Quando ele também via o que nós não víamos

Com todos os outros o impulso começa precisamente na retina. De forma automática e inconsciente. É o órgão que, indiscriminadamente, comanda o dedo indicador, nervosamente postado por sob o aparelho. Assim como o soldado, entrincheirado numa qualquer frente de batalha, mantém o indicador instintivamente retesado, teso mesmo, porém suavemente encostado no gatilho da sua arma.

Com Domingos Elias era diferente. O processo de registo de emoções e de momentos era mais complexo, mais intrincado. A impulsão era instigada da alma e do coração, subia pelas artérias e por delicados vasos sensoriais até à retina. Depois retornava por aperfeiçoados sifões aperceptivos, bombeado por uma sensibilidade única, até ao momento em que o tempo parava e o registo ficava amoldado clamorosamente para a eternidade.

Assim foi o registo de uma grande parte da história contemporânea do desporto deste país. Ou talvez toda uma boa parte. Pela alma e pelo coração mais do que pelo calibre ou pelo tamanho de telescópicas lentes atreladas à sua inseparável máquina, de prodígios e de assombros, que toda a vida e carreira transportou a tiracolo, mas sobretudo levando-a atravancada e embaraçada ao peito e à alma.

Domingos Elias passa à reforma e deixa mais do que o espólio e o legado que nos faz singulares e únicos aos olhos dos leitores. O valor intrínseco dos momentos que registou ultrapassa o acontecimento, porque aos olhos do fotojornalista, mesmo as ocasiões mais disformes e desengraçadas ganhavam a graça e a forma que ele moldava. Carinhosamente, sem excepção e sem partição.

As rixas e as cotoveladas dos jogadores apareceram-nos como afectuosos abraços aos registos do Domingos; os pés em riste como simples disputas de bola desportivamente comprovadas; os golos dos adversários foram vistos como os nossos próprios golos; as lágrimas dos outros como a nossa dor e a alegria dos vencedores a comemoração dos vencidos. Tudo isto sem nunca se deixar arrebatar por assomos de clubismo e mesmo sem prejuízo da sua equipa de opção, o Matchedje. Porque aos olhos de Domingos Elias todos ganhavam, mesmo aqueles que perdiam. Por isso mesmo o desporto fotografado por Domingos Elias tinha o seu colorido sem mesmo o ter, tinha e seu imaginoso sem sequer chegar ao pitoresco.
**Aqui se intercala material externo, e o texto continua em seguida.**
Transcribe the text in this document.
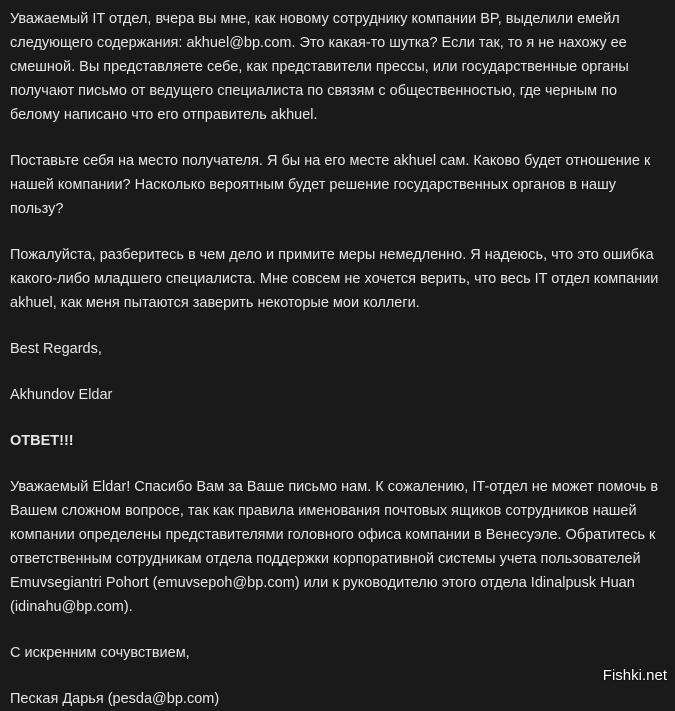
Уважаемый IT отдел, вчера вы мне, как новому сотруднику компании BP, выделили емейл следующего содержания: akhuel@bp.com. Это какая-то шутка? Если так, то я не нахожу ее смешной. Вы представляете себе, как представители прессы, или государственные органы получают письмо от ведущего специалиста по связям с общественностью, где черным по белому написано что его отправитель akhuel.

Поставьте себя на место получателя. Я бы на его месте akhuel сам. Каково будет отношение к нашей компании? Насколько вероятным будет решение государственных органов в нашу пользу?

Пожалуйста, разберитесь в чем дело и примите меры немедленно. Я надеюсь, что это ошибка какого-либо младшего специалиста. Мне совсем не хочется верить, что весь IT отдел компании akhuel, как меня пытаются заверить некоторые мои коллеги.

Best Regards,

Akhundov Eldar

ОТВЕТ!!!

Уважаемый Eldar! Спасибо Вам за Ваше письмо нам. К сожалению, IT-отдел не может помочь в Вашем сложном вопросе, так как правила именования почтовых ящиков сотрудников нашей компании определены представителями головного офиса компании в Венесуэле. Обратитесь к ответственным сотрудникам отдела поддержки корпоративной системы учета пользователей Emuvsegiantri Pohort (emuvsepoh@bp.com) или к руководителю этого отдела Idinalpusk Huan (idinahu@bp.com).

С искренним сочувствием,

Пеская Дарья (pesda@bp.com)

Fishki.net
Foi o mágico que transformou muitos sapos em príncipes; muitos campos de pastagem em monumentais relvados; muita grosseria em cortesia, enfim, muitos indivíduos de má catadura em indivíduos bem-apessoados. Foi assim que editamos um desporto melhor, mais higiénico e salubre, porque os aromas e os odores que impregnavam as imagens de Domingos nos contagiavam e nos induziam a escrever um desporto mais agradável do que aquele que se praticava.

Num último assomo de desnecessária lisonja, tomamos a liberdade de republicar esta imagem, da inauguração do Estádio Nacional do Zimpeto, cuja autoria é inquestionavelmente de Domingos Elias. Foi estampada num artífice que homenageou um Chefe de Estado, mas mais do que isso, prova o que temos estado a tentar poetizar, a aversão do fotógrafo pelo óbvio, pelo manifestamente fácil. A estória convertida por desta imagem é que estávamos todos no interior do Estádio, embevecidos e extasiados com o festival de fogo-de-artifício, quando o seu autor se esgueirou por todos nós e seguiu a sua intuição, colocando-se num ponto fora da exultação e do gáudio. Apenas um génio como Domingos se lembraria, num momento daqueles, de que a melhor imagem daquele tropel de júbilo e de exaltação colectiva estaria precisamente fora do Estádio…

De hoje em diante seremos como o Barcelona sem o Lionel Messi ou o Real Madrid sem o Cristiano Ronaldo, mas como recordou alguém na escassa homenagem que os colegas lhe renderam, um soldado não se reforma, passa à reserva.

Para terminar, na apoteose possível, recorremo-nos do nosso exíguo e acanhado bitonga para dizer “obrigado Domingos” e que “estamos juntos!”: nhibhonguile Muaga, hiwomo hatshapho!